UNESC - Centro Universitário do Espírito Santo — Prova 2025
Uma paciente de 60 anos, com histórico de diverticulose, apresenta quadro de dor abdominal localizada no quadrante inferior esquerdo, sem sinais de toxicidade sistêmica. A tomografia computadorizada confirma o diagnóstico de diverticulite não complicada. Qual é a conduta mais apropriada para o tratamento dessa paciente, de acordo com as evidências mais recentes?
Diverticulite não complicada em paciente hígido → Observação sem antibióticos é a conduta atual.
Estudos recentes (AVOD e DIABOLO) demonstram que o uso de antibióticos não altera o desfecho clínico ou recorrência em casos de diverticulite aguda não complicada sem sinais de sepse.
A diverticulite aguda é uma das causas mais comuns de dor abdominal em pronto-atendimento. Tradicionalmente, o tratamento envolvia repouso intestinal e antibióticos de amplo espectro. No entanto, a compreensão da fisiopatologia evoluiu para considerar a diverticulite não complicada como um processo inflamatório que nem sempre requer erradicação bacteriana agressiva. Atualmente, as diretrizes internacionais (como as da AGA e WSES) permitem a observação sem antibióticos para pacientes imunocompetentes com quadros leves.
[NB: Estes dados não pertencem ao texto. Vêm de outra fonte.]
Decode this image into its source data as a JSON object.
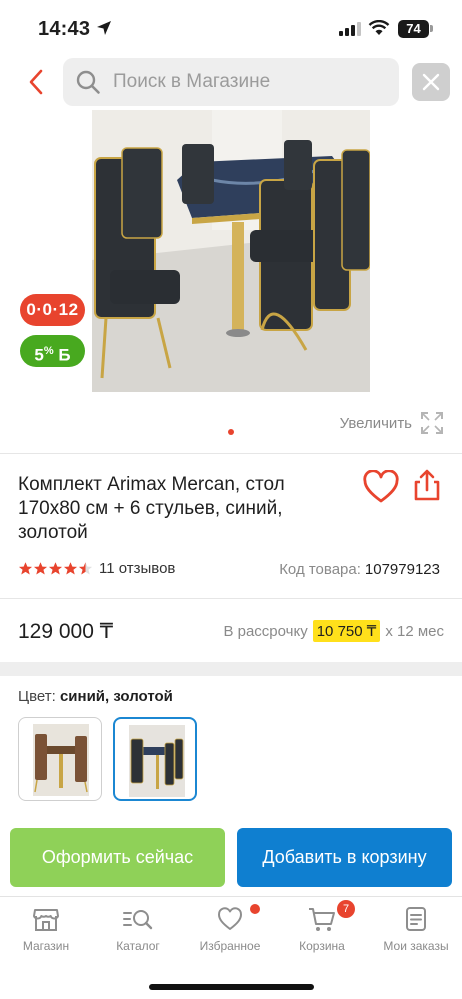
{
  "status_bar": {
    "time": "14:43",
    "battery": "74"
  },
  "search": {
    "placeholder": "Поиск в Магазине"
  },
  "badges": {
    "installment": "0·0·12",
    "bonus_percent": "5",
    "bonus_percent_sign": "%",
    "bonus_currency": "Б"
  },
  "gallery": {
    "zoom_label": "Увеличить",
    "current_page": 1,
    "page_count": 1
  },
  "product": {
    "title": "Комплект Arimax Mercan, стол 170x80 см + 6 стульев, синий, золотой",
    "rating_stars": 4.5,
    "reviews": "11 отзывов",
    "sku_label": "Код товара:",
    "sku": "107979123",
    "price": "129 000 ₸",
    "installment_prefix": "В рассрочку",
    "installment_amount": "10 750 ₸",
    "installment_suffix": "x 12 мес"
  },
  "color": {
    "label": "Цвет:",
    "value": "синий, золотой",
    "selected_index": 1
  },
  "actions": {
    "buy_now": "Оформить сейчас",
    "add_to_cart": "Добавить в корзину"
  },
  "tabbar": {
    "items": [
      {
        "label": "Магазин",
        "icon": "store-icon"
      },
      {
        "label": "Каталог",
        "icon": "catalog-search-icon"
      },
      {
        "label": "Избранное",
        "icon": "heart-icon"
      },
      {
        "label": "Корзина",
        "icon": "cart-icon"
      },
      {
        "label": "Мои заказы",
        "icon": "orders-icon"
      }
    ],
    "cart_count": "7"
  },
  "colors": {
    "accent_red": "#e8442e",
    "bonus_green": "#48a91f",
    "buy_green": "#8fd158",
    "cart_blue": "#0f7fd0",
    "installment_yellow": "#ffe01b"
  }
}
A tomografia computadorizada é essencial para classificar a gravidade (Escala de Hinchey modificada) e guiar essa decisão, garantindo que não haja coleções ou ar extraluminal livre.
Pacientes com diverticulite aguda não complicada (Hinchey Ia), sem sinais de toxicidade sistêmica (febre alta, leucocitose importante), sem comorbidades graves ou imunossupressão, e que tenham boa rede de apoio para acompanhamento ambulatorial. A evidência atual sugere que a inflamação é muitas vezes autolimitada e não puramente infecciosa nestes casos específicos.
Estes ensaios clínicos randomizados compararam o tratamento com e sem antibióticos para diverticulite não complicada. Ambos concluíram que a omissão de antibióticos não aumentou a taxa de complicações, o tempo de internação ou a necessidade de cirurgia, validando a conduta de observação em casos selecionados.
A internação é indicada em casos de diverticulite complicada (abscessos > 4cm, perfuração, obstrução), sinais de sepse, dor intratável, incapacidade de tolerar dieta oral, idade avançada com múltiplas comorbidades ou falha no tratamento ambulatorial.